I am intrigued by the way we all express ourselves slightly differently. A bouncy friend of mine seems to have a negative vocabulary: she described a wedding as “ruined” because it rained. I work with some American colleagues who are always very upbeat compared to the Brits: they would describe something as “awesome” whereas we would describe it as “not bad”. If someone else wrote half my blog, you would probably notice.

The language of diabetes

So, I was intrigued when I saw a report about the Language of Diabetes. It gives some great examples of positive language around diabetes:

  • It suggests we should describe someone as “a person with diabetes” rather than a diabetic because it avoids labelling someone as a disease.
  • It explains that “manage” is better to use than “control” because full control of diabetes is difficult to achieve so we should focus on something positive.
  • It talks about replacing “prevention” with “reducing the risk” because there is no guarantee a complication of diabetes can be avoided.
  • It recommends talking about ‘making a choice” rather than “cheating” when we divert from our planned diabetes management because it is a stronger language.

Does it matter?

If I was having a hypo, I don’t care what I am called as long as I have some dextrose.
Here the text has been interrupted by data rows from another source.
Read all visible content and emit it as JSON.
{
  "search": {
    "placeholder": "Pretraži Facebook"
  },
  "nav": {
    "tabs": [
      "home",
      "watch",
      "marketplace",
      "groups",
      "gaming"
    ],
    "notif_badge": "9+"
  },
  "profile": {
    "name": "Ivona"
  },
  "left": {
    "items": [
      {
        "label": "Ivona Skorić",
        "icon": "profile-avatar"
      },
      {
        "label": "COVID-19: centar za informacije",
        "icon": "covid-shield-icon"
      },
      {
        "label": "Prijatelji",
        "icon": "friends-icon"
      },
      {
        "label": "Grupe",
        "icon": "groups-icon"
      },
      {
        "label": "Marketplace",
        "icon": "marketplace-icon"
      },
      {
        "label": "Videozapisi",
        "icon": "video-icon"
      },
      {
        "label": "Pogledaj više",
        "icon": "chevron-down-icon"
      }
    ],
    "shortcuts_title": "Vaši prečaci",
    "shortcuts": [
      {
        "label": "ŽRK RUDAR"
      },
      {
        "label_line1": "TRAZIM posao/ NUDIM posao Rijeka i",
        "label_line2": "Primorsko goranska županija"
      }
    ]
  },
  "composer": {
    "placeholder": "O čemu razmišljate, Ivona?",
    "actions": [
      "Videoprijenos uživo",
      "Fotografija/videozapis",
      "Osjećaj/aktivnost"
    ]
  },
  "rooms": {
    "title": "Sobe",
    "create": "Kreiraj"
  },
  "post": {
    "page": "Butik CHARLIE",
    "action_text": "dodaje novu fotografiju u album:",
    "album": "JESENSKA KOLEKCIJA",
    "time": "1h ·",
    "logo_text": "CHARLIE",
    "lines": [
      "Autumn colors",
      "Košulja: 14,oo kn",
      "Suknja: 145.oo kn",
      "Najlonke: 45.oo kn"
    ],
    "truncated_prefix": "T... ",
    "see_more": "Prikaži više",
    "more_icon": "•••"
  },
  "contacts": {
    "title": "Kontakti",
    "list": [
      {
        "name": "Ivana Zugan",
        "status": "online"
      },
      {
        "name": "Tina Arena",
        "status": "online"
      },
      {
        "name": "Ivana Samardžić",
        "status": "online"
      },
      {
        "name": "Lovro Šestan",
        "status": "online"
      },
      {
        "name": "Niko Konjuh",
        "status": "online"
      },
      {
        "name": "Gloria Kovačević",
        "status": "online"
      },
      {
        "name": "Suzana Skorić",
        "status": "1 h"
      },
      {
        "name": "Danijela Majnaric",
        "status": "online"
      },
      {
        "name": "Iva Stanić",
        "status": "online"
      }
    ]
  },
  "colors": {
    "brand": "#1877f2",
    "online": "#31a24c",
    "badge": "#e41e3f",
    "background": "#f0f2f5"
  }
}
If I feel a consultant is complaining that I am having too many hypos, I don’t think I’d notice if I was told I need to “control” or “manage” my diabetes better. So does the language used matter?

I am an engineer so I would expect to receive accurate advice. So to be told that a stable blood glucose will prevent any complications is wrong and I would prefer to be more honestly told that the risks will be reduced. I know this from my own research so, if I was to remove my pedantic detector, it probably doesn’t matter what I am told: I understand what is meant.

It depends

Being a female engineer, I am sometimes treated different from my male colleagues when the focus is put on being female. In the context of work, I am first and foremost an engineer. When I am buying new clothes, I am first and foremost a woman.

Is it the same with diabetes? When I go to my annual diabetes review, I am there as someone with diabetes: a diabetic: but, when I am in a restaurant, my diabetes should make no difference.

Being aware

I try to be sensitive with what language I use when I discuss diabetes. I try to use the term “people with diabetes” even though it is a bit of a mouthful; I consider myself “living” with diabetes rather than “coping” with it; and I “have” diabetes” rather than “suffer” from it. Some may think I am too sensitive: they hear and read what they want and need: but others may consider my language too flippant when I write about “cheating” and taking my pump off while swimming.

Hopefully, awareness stops me offending people. But should we have a set of guidelines on the language we should and shouldn’t use around diabetes? Or is awareness enough?